Diversifying supply chains “can’t really be a government-led process,” Murray said. “We can help facilitate and provide information and perhaps provide resources for different decisions, but that really does have to be private sector-led because supply chains are private sector-led.” Government wants to be “part of the solution,” he said. “We don’t want to be part of the problem, and we don’t want to get in the way.”

The COVID-19 pandemic exposed “obvious vulnerabilities” in the chip industry’s supply chains, “and some of those vulnerabilities have been thrown into bold relief,” Semiconductor Industry Association CEO John Neuffer told the summit, sponsored by the Information Technology and Innovation Foundation. “We have built our supply chains to be biased towards efficiency,” and there are “some shortcomings with that,” he said. “We’ve fine-tuned just-in-time delivery, and we found that inventories in crises matter, so you also have to build in just-in-case approaches to supply chain management.”

A big industry vulnerability is that “we don’t manufacture enough chips here in the U.S.,” Neuffer said. Another flaw is that 100% of the world’s “most innovative” chips in nodes of 10 nanometers or less are produced in East Asia, not in the U.S., he said. SIA doesn’t advocate “reshoring all of our capabilities” to the U.S.

The semiconductor industry plans to build “literally hundreds of new fabs in the next 10 years” to meet the “explosion of demand for chips,” Neuffer said. “As these new fabs are being built, we want more of them built here in the U.S.” Other governments around the world offer “massive incentives to attract fab construction,” he said. “Our government has not been in that business.”

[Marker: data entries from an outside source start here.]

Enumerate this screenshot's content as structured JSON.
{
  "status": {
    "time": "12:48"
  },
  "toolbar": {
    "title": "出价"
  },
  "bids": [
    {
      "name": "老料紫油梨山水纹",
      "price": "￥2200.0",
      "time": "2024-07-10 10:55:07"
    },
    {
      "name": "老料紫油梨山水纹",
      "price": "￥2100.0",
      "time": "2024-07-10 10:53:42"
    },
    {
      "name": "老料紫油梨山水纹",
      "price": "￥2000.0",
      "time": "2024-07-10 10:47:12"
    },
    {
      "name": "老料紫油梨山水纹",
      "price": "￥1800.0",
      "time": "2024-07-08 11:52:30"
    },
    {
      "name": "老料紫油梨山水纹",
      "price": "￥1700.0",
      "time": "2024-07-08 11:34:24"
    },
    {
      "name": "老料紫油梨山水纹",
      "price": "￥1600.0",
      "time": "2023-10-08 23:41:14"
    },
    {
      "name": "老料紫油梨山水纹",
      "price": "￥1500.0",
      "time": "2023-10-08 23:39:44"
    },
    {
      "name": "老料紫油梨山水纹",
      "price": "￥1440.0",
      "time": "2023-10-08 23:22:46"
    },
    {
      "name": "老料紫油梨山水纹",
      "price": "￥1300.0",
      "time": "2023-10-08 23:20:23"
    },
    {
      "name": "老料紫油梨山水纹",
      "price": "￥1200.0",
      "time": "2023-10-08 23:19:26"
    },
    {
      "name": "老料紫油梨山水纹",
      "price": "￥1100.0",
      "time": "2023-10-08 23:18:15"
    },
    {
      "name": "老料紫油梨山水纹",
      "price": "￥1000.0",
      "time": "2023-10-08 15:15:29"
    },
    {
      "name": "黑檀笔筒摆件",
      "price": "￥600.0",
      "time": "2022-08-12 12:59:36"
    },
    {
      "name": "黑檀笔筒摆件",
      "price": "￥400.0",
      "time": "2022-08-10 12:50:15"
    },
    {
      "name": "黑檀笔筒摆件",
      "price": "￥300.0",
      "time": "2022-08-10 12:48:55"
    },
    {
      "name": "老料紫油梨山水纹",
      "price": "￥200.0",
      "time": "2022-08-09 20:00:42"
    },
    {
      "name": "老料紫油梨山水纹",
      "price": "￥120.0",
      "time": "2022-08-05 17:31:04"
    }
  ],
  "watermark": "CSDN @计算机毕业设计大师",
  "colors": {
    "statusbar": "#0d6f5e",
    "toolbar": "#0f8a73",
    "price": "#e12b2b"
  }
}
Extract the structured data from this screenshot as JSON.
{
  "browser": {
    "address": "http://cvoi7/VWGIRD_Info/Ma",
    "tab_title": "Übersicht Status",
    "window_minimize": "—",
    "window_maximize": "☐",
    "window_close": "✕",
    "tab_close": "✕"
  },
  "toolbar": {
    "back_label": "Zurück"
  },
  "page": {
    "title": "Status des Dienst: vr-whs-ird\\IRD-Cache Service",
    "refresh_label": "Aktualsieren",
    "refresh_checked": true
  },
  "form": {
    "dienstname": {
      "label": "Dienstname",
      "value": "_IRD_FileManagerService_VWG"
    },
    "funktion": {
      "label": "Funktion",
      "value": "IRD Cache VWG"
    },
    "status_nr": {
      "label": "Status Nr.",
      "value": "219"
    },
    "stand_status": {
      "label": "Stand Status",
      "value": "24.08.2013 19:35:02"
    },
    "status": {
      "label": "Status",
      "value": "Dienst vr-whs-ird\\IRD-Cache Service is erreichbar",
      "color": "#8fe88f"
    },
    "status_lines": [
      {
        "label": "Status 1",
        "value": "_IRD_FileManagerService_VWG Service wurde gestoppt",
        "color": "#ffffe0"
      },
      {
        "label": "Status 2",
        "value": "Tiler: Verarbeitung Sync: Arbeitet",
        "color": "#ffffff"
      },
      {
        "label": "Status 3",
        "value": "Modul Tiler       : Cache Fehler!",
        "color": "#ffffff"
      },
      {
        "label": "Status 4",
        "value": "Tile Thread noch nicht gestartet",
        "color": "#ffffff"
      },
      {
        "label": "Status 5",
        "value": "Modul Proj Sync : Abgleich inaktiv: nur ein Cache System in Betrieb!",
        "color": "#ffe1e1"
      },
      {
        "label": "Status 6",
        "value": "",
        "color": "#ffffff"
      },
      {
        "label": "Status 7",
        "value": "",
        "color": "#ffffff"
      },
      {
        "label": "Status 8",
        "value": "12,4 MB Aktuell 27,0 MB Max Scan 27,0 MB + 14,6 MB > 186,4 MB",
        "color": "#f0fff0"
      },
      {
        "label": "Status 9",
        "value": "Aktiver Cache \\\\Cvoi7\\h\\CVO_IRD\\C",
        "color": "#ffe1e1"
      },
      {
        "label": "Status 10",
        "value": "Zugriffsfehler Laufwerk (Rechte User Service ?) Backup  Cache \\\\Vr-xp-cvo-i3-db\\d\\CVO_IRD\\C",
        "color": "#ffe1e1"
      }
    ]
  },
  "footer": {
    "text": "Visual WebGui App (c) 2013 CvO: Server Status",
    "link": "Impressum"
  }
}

Funding legislation in Congress, the Creating Helpful Incentives for the Production of Semiconductors Act, with $52 billion in R&D incentives would be “a good start to level the playing field,” Neuffer said. So would enacting the Facilitating American Built Semiconductors Act to include an investment tax credit for semiconductor design and manufacturing, he said. “The underlying approach is to diversify risk, so that we don’t have 75% of semiconductor manufacturing happening in East Asia anymore. More of it should be happening here and in Europe and in other places around the world so that we can spread the risk out.”